Mobileye files for IPO amid barren Wall Street landscape

While stocks drop ever lower and corporate funding sources remain dry, investors saw some light last week when Mobileye, the Jerusalem-based chipmaker for self-driving vehicles that is owned by Intel Corp., filed for its long-anticipated initial public offering.

When the IPO will take place and how much Mobileye will seek to raise on the Nasdaq remains unanswered. But the company’s filing of its S-1 preliminary prospectus with the SEC late Friday generated rare optimism during a tough year.

“I am thrilled,” Michael Granoff, founder and managing partner of Maniv Mobility, told The Circuit. “Mobileye is the most impactful company that has ever been created in Israel, and its impact may grow manyfold in the years to come,” said Granoff, a veteran automotive technology investor who doesn’t hold an interest in the company.

If Mobileye starts selling shares before the end of 2022 as executives have indicated, it will be one of the biggest IPOs of the year. The IPO market has shrunk amid a 33% slide in the Nasdaq Composite Index since the end of 2021, a steady rise in interest rates and global tensions from the Russia-Ukraine conflict.

According to the filing, the IPO is being led by investment banks Morgan Stanley and Goldman Sachs. Among the 24 financial advisors listed are Citigroup, Barclays, Evercore ISI and RBC Capital Markets.

The document leaves the size and timing of the IPO blank. Intel, which bought Mobileye for about $15.3 billion in 2017, had hoped to raise $50 billion with the IPO and has since trimmed the target to $30 billion, according to Bloomberg. Neither company has confirmed the report. Only two IPOs have raised $1 billion or more on New York exchanges since Jan. 1, compared with 45 in 2021.

Mobileye is one of the leaders in creating software, semiconductor chips, cameras and sensory arrays to enable the development of self-driving vehicles. Chief executives from the world’s largest car companies have made the pilgrimage to Jerusalem to see the company and meet with CEO Amnon Shashua.

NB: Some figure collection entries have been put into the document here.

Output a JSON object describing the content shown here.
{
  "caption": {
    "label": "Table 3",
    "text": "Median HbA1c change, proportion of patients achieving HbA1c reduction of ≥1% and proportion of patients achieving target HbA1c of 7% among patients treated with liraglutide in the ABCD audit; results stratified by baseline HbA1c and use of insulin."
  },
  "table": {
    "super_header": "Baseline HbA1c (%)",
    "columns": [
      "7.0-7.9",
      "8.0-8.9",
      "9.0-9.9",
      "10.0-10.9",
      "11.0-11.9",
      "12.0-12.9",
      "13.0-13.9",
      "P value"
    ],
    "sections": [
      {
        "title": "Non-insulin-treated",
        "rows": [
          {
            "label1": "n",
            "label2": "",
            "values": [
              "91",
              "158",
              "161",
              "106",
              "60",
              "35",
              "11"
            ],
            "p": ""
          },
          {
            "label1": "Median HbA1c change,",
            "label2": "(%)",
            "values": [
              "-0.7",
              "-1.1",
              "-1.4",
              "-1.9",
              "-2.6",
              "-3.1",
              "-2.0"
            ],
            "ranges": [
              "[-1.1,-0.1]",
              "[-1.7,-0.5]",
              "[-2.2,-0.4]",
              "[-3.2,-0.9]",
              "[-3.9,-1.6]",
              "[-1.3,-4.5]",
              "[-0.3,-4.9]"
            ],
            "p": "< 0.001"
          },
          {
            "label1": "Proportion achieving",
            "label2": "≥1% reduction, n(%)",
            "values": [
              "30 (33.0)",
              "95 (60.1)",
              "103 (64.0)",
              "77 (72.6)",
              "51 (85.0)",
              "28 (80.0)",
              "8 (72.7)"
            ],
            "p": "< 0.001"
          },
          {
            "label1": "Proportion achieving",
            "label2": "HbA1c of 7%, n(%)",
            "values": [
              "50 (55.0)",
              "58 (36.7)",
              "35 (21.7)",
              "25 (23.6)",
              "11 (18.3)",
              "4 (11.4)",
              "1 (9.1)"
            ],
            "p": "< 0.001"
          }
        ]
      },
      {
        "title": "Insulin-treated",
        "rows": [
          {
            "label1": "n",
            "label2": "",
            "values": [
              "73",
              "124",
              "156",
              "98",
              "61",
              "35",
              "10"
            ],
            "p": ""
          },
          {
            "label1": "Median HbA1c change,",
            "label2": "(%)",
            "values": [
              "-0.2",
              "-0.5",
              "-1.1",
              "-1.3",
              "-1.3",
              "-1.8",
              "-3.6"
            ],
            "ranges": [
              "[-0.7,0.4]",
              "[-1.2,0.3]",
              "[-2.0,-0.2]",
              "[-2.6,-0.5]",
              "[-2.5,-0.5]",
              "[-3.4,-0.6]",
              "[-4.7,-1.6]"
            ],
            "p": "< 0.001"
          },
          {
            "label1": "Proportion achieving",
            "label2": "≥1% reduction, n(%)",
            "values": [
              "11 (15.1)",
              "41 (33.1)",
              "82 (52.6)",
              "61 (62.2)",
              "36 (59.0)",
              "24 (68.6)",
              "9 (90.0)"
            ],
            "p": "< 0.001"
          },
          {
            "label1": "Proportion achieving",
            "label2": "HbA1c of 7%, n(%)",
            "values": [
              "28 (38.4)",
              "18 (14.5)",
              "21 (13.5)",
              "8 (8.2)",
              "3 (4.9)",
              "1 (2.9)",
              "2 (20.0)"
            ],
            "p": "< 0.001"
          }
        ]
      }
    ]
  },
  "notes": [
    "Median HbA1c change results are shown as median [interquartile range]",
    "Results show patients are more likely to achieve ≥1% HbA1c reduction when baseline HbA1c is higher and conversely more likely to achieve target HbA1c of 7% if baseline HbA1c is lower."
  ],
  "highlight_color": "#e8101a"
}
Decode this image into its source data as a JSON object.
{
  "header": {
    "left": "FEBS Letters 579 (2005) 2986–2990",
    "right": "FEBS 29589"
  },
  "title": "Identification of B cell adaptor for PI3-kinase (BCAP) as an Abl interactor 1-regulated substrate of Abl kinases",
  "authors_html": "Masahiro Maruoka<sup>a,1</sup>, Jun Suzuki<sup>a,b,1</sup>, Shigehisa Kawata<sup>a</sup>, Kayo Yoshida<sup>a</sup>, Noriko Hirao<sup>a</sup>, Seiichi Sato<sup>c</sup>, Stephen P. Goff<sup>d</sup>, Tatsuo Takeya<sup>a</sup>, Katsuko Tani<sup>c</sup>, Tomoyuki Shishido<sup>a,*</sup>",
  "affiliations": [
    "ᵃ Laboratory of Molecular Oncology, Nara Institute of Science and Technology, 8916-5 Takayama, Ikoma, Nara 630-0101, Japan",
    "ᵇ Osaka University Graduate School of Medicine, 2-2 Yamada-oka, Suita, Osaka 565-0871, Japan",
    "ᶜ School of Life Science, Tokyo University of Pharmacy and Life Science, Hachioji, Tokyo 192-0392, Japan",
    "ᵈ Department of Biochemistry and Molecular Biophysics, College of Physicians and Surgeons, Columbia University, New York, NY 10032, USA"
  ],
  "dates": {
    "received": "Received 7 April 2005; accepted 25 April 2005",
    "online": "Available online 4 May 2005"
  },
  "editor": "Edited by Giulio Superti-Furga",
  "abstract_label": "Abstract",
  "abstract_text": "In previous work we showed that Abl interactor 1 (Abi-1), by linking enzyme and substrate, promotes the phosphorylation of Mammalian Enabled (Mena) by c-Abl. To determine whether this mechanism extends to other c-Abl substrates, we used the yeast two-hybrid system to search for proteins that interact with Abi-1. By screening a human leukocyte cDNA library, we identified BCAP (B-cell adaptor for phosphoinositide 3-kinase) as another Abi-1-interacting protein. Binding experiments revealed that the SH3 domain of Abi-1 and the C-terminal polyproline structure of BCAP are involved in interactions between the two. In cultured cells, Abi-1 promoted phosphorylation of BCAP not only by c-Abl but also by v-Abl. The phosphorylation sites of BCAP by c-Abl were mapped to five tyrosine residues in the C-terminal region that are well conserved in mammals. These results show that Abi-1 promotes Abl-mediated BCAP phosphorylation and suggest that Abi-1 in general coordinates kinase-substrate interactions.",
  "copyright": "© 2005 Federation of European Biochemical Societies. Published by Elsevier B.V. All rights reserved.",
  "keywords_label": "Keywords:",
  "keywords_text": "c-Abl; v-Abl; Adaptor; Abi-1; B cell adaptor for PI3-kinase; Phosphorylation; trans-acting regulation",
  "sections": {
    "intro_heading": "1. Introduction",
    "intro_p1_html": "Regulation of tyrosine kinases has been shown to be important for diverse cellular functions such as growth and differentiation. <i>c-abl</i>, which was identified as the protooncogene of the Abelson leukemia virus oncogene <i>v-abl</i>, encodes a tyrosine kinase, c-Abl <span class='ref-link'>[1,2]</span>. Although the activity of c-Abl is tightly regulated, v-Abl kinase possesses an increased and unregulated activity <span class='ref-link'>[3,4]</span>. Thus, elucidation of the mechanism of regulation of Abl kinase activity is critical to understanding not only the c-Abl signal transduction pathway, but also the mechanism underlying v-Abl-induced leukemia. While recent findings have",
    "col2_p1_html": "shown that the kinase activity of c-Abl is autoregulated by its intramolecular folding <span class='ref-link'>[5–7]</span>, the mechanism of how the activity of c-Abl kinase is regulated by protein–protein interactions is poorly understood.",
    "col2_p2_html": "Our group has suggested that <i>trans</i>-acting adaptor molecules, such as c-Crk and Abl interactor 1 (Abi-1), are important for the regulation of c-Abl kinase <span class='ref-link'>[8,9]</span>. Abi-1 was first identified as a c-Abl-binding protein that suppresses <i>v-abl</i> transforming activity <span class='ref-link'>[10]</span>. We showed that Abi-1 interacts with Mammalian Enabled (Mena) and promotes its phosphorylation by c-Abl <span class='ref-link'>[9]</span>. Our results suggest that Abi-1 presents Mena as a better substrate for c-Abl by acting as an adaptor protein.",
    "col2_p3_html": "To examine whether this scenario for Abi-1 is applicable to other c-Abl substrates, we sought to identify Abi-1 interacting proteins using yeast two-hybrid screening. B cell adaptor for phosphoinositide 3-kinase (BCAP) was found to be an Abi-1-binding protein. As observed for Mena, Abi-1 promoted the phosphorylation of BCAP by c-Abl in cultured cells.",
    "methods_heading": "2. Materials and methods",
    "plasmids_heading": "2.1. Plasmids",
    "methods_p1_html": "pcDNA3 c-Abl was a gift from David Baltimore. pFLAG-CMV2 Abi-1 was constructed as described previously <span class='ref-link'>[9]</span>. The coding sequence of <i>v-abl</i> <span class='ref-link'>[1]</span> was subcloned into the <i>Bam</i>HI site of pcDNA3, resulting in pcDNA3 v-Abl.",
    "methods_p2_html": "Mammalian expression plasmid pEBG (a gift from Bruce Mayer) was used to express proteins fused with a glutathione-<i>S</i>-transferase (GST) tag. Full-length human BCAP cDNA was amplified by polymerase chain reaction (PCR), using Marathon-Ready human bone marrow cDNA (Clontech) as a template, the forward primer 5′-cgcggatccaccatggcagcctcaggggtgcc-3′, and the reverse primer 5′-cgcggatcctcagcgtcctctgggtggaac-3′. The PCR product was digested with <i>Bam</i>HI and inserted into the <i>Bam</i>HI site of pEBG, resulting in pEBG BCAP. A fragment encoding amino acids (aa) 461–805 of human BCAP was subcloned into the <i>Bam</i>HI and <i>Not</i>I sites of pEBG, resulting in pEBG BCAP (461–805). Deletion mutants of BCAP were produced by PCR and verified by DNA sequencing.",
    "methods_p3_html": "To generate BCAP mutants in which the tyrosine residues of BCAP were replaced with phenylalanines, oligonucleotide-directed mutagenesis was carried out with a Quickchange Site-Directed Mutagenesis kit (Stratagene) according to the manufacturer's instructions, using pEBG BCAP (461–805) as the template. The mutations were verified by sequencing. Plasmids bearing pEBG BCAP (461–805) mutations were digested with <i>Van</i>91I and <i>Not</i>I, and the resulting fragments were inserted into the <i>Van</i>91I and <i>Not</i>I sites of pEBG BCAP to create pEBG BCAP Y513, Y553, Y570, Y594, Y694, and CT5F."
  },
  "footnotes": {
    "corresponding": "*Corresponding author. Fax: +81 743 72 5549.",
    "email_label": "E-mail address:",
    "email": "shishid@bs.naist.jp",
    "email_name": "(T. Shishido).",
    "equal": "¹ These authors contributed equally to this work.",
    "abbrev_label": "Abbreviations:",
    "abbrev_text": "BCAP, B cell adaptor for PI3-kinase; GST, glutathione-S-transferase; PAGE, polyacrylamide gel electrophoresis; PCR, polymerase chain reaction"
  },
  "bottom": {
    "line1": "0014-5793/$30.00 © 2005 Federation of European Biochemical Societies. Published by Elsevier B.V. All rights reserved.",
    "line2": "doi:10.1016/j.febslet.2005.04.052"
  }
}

In Friday’s filing, Mobileye said it plans to use proceeds from the IPO to pay back debt to Intel, as well as for working capital and general corporate purposes. Other details gleaned from the prospectus are that Intel CEO Pat Gelsinger will serve as chairman of Mobileye and that the board will include Jon Huntsman, the former governor of Utah. Huntsman, who previously served as U.S. ambassador in both Russia and China and was a Republican candidate for president in 2012, serves on the board of Ford Motor Co. The document notes that Mobileye acquired Moovit, a popular app and transportation business, from Intel this year. Intel bought the Israeli company for $900 million in 2020.

Shashua said in a July letter to employees that the IPO was being postponed until markets stabilize. “We still hope that the offering will take place in 2022 and meanwhile the company is prospering on all fronts and the future seems more promising than ever,” he wrote. In last week’s prospectus, the company reported a 21% increase in revenue for the first half of 2022 compared to the same period last year.

Gelsinger said in an interview with Calcalist while visiting Israel in March that Intel was closely following market conditions to determine the timing for the IPO. “The electric car market is heating up and I want Mobileye to be a prominent player there,” Gelsinger told the financial news site. “We are fully invested in Mobileye’s success but I think it will be a greater success after the IPO.”

New registrations for electric vehicles in the U.S. have increased by more than 250% over the past five years. Sales of electric cars in China nearly tripled to 3.3 million last year, about half the global total.

Granoff, whose fund is an investor in Israel’s Otonomo Technologies, which collects data from network-connected vehicles, said the Mobileye IPO will be good for the emerging industry of autonomous vehicles.

“They pioneered concepts that have made vehicles safer and have set the stage for cars that are increasingly automated,” he said.